You have to take what you can get in some circumstances. Take Norwich United – a Ridgeons League Premier Division club formed in 1987 – who have always been totally eclipsed by their more illustrious City rivals.

If they regarded Norwich City as their true derby rivals they'd be looking at the odd pre-season friendly and nothing much else as an occasion to engage in hostilities.

Until now.

Some time early next month, Carrow Road will host the first competitive match between Norwich United and Norwich City.

Paul Chick is manager of Norwich United, a man who knows as much as most about the local football scene. For him, the footballing distance between the clubs doesn't matter. But the prestige of taking on City, of playing at Carrow Road, does.

'I suppose you could see it as a derby match – but I see it as good for Norfolk,' he said.

'It's good for the Norfolk Senior Cup that Norwich City have come into the competition. I think that this year, with King's Lynn and Norwich City coming in it increases its value and the interest. I don't agree with some people who have said to me that it is unfair because they are a full-time professional side and used to playing at Carrow Road.

'The majority of players around here would be only too pleased to play at Carrow Road because players from the Ridgeons League and the Anglian Combination don't usually get the opportunity to play at Carrow Road in their careers.

'From a Norwich United perspective we are really looking forward to going there. You only have to see the joy when North Walsham scored against us in the last round on Saturday – and with all due respect I don't think too many of their players have played at Carrow Road. They would have loved it.

'The players in our club are looking forward to pitting their wits and their skills against professional footballers. I assume Norwich City will start as favourites to win the Norfolk Senior Cup but if they don't it will be a very prestigious trophy to win.'

So if it's business as usual for City v United in the heart of Norfolk, what game really does get the juices flowing?

'Our derby game is Wroxham,' said Chick. 'We're a stone's throw away from them.
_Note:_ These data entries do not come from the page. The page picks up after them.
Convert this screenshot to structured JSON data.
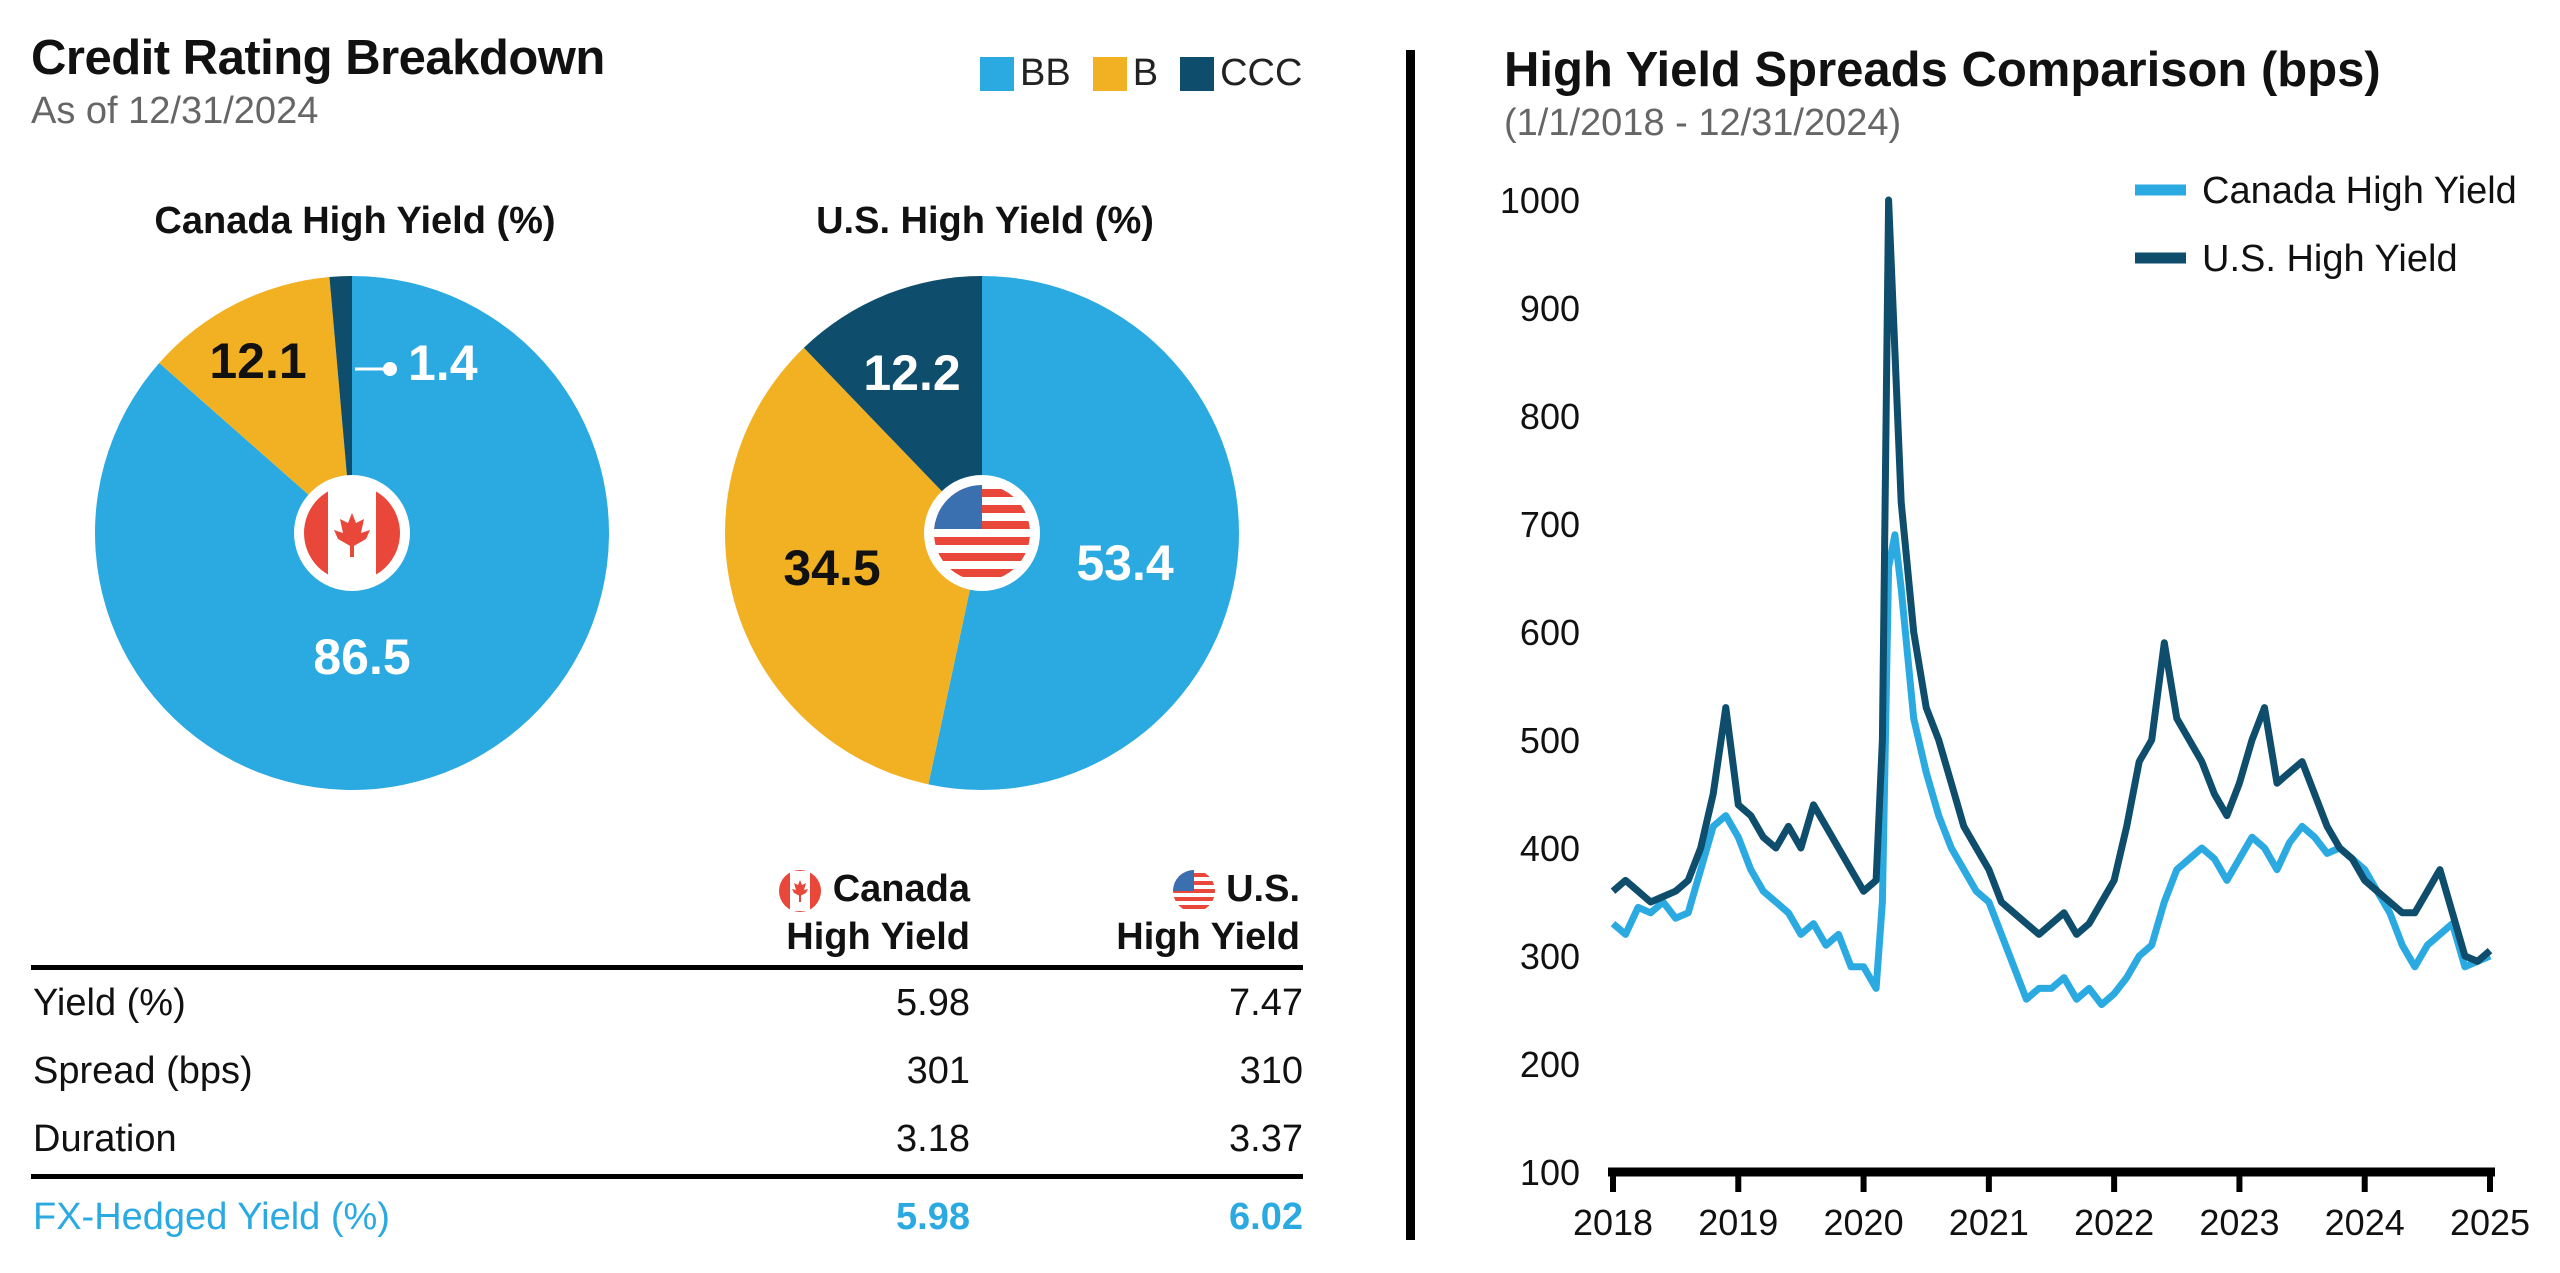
{
  "left": {
    "title": "Credit Rating Breakdown",
    "subtitle": "As of 12/31/2024",
    "legend": [
      {
        "label": "BB",
        "color": "#2baae2"
      },
      {
        "label": "B",
        "color": "#f2b122"
      },
      {
        "label": "CCC",
        "color": "#0e4d6b"
      }
    ]
  },
  "table": {
    "col1_line1": "Canada",
    "col1_line2": "High Yield",
    "col2_line1": "U.S.",
    "col2_line2": "High Yield",
    "rows": [
      {
        "label": "Yield (%)",
        "canada": "5.98",
        "us": "7.47"
      },
      {
        "label": "Spread (bps)",
        "canada": "301",
        "us": "310"
      },
      {
        "label": "Duration",
        "canada": "3.18",
        "us": "3.37"
      }
    ],
    "fx_row": {
      "label": "FX-Hedged Yield (%)",
      "canada": "5.98",
      "us": "6.02"
    }
  },
  "chart_data": [
    {
      "type": "pie",
      "title": "Canada High Yield (%)",
      "icon": "canada-flag-icon",
      "slices": [
        {
          "label": "BB",
          "value": 86.5,
          "display": "86.5",
          "color": "#2baae2"
        },
        {
          "label": "B",
          "value": 12.1,
          "display": "12.1",
          "color": "#f2b122"
        },
        {
          "label": "CCC",
          "value": 1.4,
          "display": "1.4",
          "color": "#0e4d6b"
        }
      ]
    },
    {
      "type": "pie",
      "title": "U.S. High Yield (%)",
      "icon": "us-flag-icon",
      "slices": [
        {
          "label": "BB",
          "value": 53.4,
          "display": "53.4",
          "color": "#2baae2"
        },
        {
          "label": "B",
          "value": 34.5,
          "display": "34.5",
          "color": "#f2b122"
        },
        {
          "label": "CCC",
          "value": 12.2,
          "display": "12.2",
          "color": "#0e4d6b"
        }
      ]
    },
    {
      "type": "line",
      "title": "High Yield Spreads Comparison (bps)",
      "subtitle": "(1/1/2018 - 12/31/2024)",
      "ylim": [
        100,
        1000
      ],
      "yticks": [
        100,
        200,
        300,
        400,
        500,
        600,
        700,
        800,
        900,
        1000
      ],
      "xlim": [
        2018,
        2025
      ],
      "xticks": [
        "2018",
        "2019",
        "2020",
        "2021",
        "2022",
        "2023",
        "2024",
        "2025"
      ],
      "legend": "top-right",
      "series": [
        {
          "name": "Canada High Yield",
          "color": "#2baae2",
          "x": [
            2018.0,
            2018.1,
            2018.2,
            2018.3,
            2018.4,
            2018.5,
            2018.6,
            2018.7,
            2018.8,
            2018.9,
            2019.0,
            2019.1,
            2019.2,
            2019.3,
            2019.4,
            2019.5,
            2019.6,
            2019.7,
            2019.8,
            2019.9,
            2020.0,
            2020.1,
            2020.15,
            2020.2,
            2020.25,
            2020.3,
            2020.4,
            2020.5,
            2020.6,
            2020.7,
            2020.8,
            2020.9,
            2021.0,
            2021.1,
            2021.2,
            2021.3,
            2021.4,
            2021.5,
            2021.6,
            2021.7,
            2021.8,
            2021.9,
            2022.0,
            2022.1,
            2022.2,
            2022.3,
            2022.4,
            2022.5,
            2022.6,
            2022.7,
            2022.8,
            2022.9,
            2023.0,
            2023.1,
            2023.2,
            2023.3,
            2023.4,
            2023.5,
            2023.6,
            2023.7,
            2023.8,
            2023.9,
            2024.0,
            2024.1,
            2024.2,
            2024.3,
            2024.4,
            2024.5,
            2024.6,
            2024.7,
            2024.8,
            2024.9,
            2025.0
          ],
          "values": [
            330,
            320,
            345,
            340,
            350,
            335,
            340,
            380,
            420,
            430,
            410,
            380,
            360,
            350,
            340,
            320,
            330,
            310,
            320,
            290,
            290,
            270,
            350,
            660,
            690,
            640,
            520,
            470,
            430,
            400,
            380,
            360,
            350,
            320,
            290,
            260,
            270,
            270,
            280,
            260,
            270,
            255,
            265,
            280,
            300,
            310,
            350,
            380,
            390,
            400,
            390,
            370,
            390,
            410,
            400,
            380,
            405,
            420,
            410,
            395,
            400,
            390,
            380,
            360,
            340,
            310,
            290,
            310,
            320,
            330,
            290,
            295,
            300
          ]
        },
        {
          "name": "U.S. High Yield",
          "color": "#0e4d6b",
          "x": [
            2018.0,
            2018.1,
            2018.2,
            2018.3,
            2018.4,
            2018.5,
            2018.6,
            2018.7,
            2018.8,
            2018.9,
            2019.0,
            2019.1,
            2019.2,
            2019.3,
            2019.4,
            2019.5,
            2019.6,
            2019.7,
            2019.8,
            2019.9,
            2020.0,
            2020.1,
            2020.15,
            2020.2,
            2020.25,
            2020.3,
            2020.4,
            2020.5,
            2020.6,
            2020.7,
            2020.8,
            2020.9,
            2021.0,
            2021.1,
            2021.2,
            2021.3,
            2021.4,
            2021.5,
            2021.6,
            2021.7,
            2021.8,
            2021.9,
            2022.0,
            2022.1,
            2022.2,
            2022.3,
            2022.4,
            2022.5,
            2022.6,
            2022.7,
            2022.8,
            2022.9,
            2023.0,
            2023.1,
            2023.2,
            2023.3,
            2023.4,
            2023.5,
            2023.6,
            2023.7,
            2023.8,
            2023.9,
            2024.0,
            2024.1,
            2024.2,
            2024.3,
            2024.4,
            2024.5,
            2024.6,
            2024.7,
            2024.8,
            2024.9,
            2025.0
          ],
          "values": [
            360,
            370,
            360,
            350,
            355,
            360,
            370,
            400,
            450,
            530,
            440,
            430,
            410,
            400,
            420,
            400,
            440,
            420,
            400,
            380,
            360,
            370,
            500,
            1000,
            860,
            720,
            600,
            530,
            500,
            460,
            420,
            400,
            380,
            350,
            340,
            330,
            320,
            330,
            340,
            320,
            330,
            350,
            370,
            420,
            480,
            500,
            590,
            520,
            500,
            480,
            450,
            430,
            460,
            500,
            530,
            460,
            470,
            480,
            450,
            420,
            400,
            390,
            370,
            360,
            350,
            340,
            340,
            360,
            380,
            340,
            300,
            295,
            305
          ]
        }
      ]
    }
  ]
}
It's like Yarmouth against Gorleston for us. If Blofield were in the same league then that would be our derby.'

Will it change for just one night only at Carrow Road next month?

'I suppose you could look at it like that, realistically – we're just looking forward to going there.'

It's not easy selling to Chick the idea that Norwich City v Norwich United is a derby.

But Norwich isn't the only place where the gap between the 'big' team and a lesser one is so vast that the word is rarely used. For Wigan Robin Park, who play in the Vodkat League, their derby isn't against Robert Martinez's Premier League side but against Ashton Town, with games, according to their website, 'feisty and competitive but always played in the right spirit'.

In the same league, Bootle and Formby are regarded as bitter rivals – but as Tony Onslow's book 'The Forgotten Rivals' illustrates, the original 'Merseyside derby' was Bootle v Everton.

Many Premier League and Football League clubs have non-League rivals that bear a similar name, but little else. Ditto Norwich United and Norwich City.

United's average home attendance in the league this season is 84. Their players don't make any sort of living from wearing the yellow and blue of the Planters. For some, it may actually cost them money to play.

City's Carrow Road, on the other hand, recently attracted record-breaking crowds in consecutive home games and the average home gate is just over 25,000.

Fixtures aren't arranged so that City and United don't clash; there's no need. It's not really a derby.